Most great stories have a similar structure, beyond simply a beginning, middle, and end. Most follow what is known as a Three-Act Structure. It is used most often with films and plays, but novelists can also benefit from studying how it works. Of course, not all stories follow this structure, nor do they need to, but it helps to start with this. I resisted for a while, but I realized later that when you start with a basic spine, your story can really blossom as you find creative ways to twist that spine and make it your own. I know plenty of people who don't plan anything and simply begin a narrative with no idea where they're headed (they're called pantsers, by the way, as in "flying by the seat of their pants"), and this is a perfectly acceptable way of doing things. But. You must keep in mind that this way of drafting will absolutely lead to major rewrites later. I did not say edits. I said rewrites. Lots of painful ones. (Trust me. Pain.) It can be a tough, discouraging process for new writers especially. But, like I said, perfectly acceptable.
Even if your child is fine with rewrites and edits, they can still use some basic knowledge of structure when they go back to rewrite their story later. Now. On to those three acts and some examples of how thinking about them ahead of time can make your writing easier.

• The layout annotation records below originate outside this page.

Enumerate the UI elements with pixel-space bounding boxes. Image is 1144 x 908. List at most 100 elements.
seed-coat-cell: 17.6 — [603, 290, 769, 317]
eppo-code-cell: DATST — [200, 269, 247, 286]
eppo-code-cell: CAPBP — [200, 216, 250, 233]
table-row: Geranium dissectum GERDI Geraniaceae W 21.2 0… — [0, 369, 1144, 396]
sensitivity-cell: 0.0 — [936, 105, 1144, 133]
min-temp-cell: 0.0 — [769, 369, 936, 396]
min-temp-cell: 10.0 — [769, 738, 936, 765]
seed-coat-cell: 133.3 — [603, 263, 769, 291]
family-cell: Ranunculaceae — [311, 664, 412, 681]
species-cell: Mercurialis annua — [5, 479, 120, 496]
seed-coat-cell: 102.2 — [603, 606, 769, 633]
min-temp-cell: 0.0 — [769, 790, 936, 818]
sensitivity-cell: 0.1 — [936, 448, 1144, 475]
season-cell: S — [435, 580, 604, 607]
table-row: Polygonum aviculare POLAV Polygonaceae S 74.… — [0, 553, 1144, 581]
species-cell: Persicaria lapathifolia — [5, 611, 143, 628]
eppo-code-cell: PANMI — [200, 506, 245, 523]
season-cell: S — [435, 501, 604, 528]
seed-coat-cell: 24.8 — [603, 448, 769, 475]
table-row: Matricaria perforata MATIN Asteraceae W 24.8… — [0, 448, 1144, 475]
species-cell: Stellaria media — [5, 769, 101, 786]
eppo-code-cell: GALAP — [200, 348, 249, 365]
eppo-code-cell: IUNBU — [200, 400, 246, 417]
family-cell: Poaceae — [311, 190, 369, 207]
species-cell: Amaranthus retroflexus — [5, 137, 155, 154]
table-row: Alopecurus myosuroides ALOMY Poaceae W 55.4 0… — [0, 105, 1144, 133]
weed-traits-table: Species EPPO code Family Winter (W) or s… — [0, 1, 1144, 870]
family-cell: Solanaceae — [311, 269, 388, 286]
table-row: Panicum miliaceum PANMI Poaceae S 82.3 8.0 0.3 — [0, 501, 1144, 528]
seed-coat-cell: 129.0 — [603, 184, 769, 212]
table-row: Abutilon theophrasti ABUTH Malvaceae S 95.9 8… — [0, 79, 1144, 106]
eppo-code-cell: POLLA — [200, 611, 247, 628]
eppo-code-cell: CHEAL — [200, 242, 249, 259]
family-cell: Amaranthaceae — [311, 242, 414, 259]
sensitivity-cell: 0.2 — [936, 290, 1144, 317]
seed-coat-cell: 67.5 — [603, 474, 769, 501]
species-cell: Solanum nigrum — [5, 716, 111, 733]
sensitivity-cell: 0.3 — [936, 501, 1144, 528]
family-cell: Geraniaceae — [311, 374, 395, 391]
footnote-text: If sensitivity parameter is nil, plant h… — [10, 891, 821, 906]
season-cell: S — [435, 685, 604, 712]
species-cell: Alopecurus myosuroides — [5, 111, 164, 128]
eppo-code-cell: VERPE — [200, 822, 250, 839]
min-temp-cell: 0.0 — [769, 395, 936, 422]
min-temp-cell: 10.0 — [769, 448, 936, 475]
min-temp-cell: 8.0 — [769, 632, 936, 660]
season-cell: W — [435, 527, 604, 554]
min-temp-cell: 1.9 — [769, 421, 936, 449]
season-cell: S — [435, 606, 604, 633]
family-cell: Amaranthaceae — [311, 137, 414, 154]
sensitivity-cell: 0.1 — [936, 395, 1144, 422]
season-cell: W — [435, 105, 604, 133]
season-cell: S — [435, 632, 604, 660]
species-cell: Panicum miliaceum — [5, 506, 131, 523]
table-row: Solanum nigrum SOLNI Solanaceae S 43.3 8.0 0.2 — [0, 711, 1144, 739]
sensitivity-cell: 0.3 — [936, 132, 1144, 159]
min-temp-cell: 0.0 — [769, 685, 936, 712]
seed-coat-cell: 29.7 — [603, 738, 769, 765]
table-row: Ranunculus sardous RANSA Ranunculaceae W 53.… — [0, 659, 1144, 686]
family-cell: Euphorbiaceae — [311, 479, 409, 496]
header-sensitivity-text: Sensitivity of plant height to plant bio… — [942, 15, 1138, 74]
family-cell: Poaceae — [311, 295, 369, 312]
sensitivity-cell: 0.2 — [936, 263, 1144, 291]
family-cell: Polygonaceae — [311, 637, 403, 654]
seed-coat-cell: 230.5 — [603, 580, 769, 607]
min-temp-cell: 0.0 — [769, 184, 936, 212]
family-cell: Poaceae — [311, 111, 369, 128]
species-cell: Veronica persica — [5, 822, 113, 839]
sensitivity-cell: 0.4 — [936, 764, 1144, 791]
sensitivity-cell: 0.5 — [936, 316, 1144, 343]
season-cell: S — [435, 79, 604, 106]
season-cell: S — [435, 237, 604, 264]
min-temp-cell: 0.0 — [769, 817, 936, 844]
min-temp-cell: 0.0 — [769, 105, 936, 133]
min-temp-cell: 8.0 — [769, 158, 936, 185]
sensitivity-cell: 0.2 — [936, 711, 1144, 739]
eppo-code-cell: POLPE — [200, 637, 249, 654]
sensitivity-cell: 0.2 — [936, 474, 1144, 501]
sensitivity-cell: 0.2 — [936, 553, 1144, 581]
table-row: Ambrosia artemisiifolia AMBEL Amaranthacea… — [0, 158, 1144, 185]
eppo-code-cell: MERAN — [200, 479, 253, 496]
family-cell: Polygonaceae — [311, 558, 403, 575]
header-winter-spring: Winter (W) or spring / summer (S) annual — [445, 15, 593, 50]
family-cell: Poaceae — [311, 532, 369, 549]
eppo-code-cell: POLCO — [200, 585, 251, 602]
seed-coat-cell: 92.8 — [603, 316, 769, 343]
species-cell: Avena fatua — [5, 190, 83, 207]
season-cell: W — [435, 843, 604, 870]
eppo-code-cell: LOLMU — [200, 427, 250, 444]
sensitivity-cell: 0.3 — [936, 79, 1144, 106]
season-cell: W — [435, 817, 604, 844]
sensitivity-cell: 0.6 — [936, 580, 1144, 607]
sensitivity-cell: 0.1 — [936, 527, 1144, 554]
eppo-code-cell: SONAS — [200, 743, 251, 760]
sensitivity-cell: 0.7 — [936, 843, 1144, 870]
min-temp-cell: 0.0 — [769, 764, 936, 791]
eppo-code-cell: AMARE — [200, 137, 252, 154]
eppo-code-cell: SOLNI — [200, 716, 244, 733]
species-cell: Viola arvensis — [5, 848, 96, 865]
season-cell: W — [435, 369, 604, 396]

We meet the hero/heroine in their ordinary life, and they receive some sort of challenge or call to action. It ends with a turning point, when the main character steps into a special world or embarks on their quest, and their life changes somehow. Examples of this first turning point include Luke leaving behind his burning home to train with his new buddy Ben, Alice falling down the rabbit hole, Dorothy being whisked away to Oz by that tornado, or Harry taking the train to Hogwarts.
Act II, part 1
The hero/heroine embarks on their journey, they meet new companions, they train and plan, and the villain tests them. The midpoint of the story is another turning point, when something doesn't go as expected. The wizard tells Dorothy and her new friends that they must defeat the witch, or Matilda discovers that she has special powers. Your main character must usually change gears and come up with a new plan at this point.
Act II, part 2
After the midpoint, step on the gas! More tests, more planning. Usually, there is some sort of Dark Moment, near the end of Act II, that is also known as the All Is Lost Moment. Dorothy is taken prisoner and Obi-Wan dies. Usually, some sort of critical information is revealed. Act II ends with another turning point in which the main character must come up with a new plan and prepare to "storm the castle."
The climax of the story is your big, final battle. Not all stories involve physical fighting, but they still have some sort of major conflict or battle near the end. Matilda tricks the Trunchbull, Luke and his buddies destroy the Death Star, Dorothy melts the witch, and Harry faces off with Voldemort.
It works. I promise. Take a moment and think about some of your other favorite stories (books or movies). Most follow this structure to a certain degree. When I work on a story, I don't plan out all of these turning points ahead of time. I have an index card system where I post colored index cards on a bulletin board. As I come up with ideas for theses turning points I write them in. I don't force myself to follow this structure completely, but if I get stuck and don't know what to write next, it gives me something to think about and write towards.
|My cards with the typical story arc drawn in.|
Cards are color-coded for the different acts.
|A close-up look at some plot cards.|
I can write details on these as I move forward.
|A more linear setup. I add index cards for |
additional scenes as I begin writing the story.
Now think about getting that done in a month. Challenge your child (and/or yourself) to finish writing the first half of their story (through Act II, part 1) by November 15th. Keep in mind that Acts I and III are shorter, so they should take less than a week each. Act II is the bulk of the story, and both parts will probably take over two weeks to write. Consider printing a blank calendar and penciling in goals for completing each act. These are not hard deadlines, but merely a tool for keeping on track of where your child will want to be in order to complete their story in the thirty day time frame.
Most of all, have fun and enjoy the ride!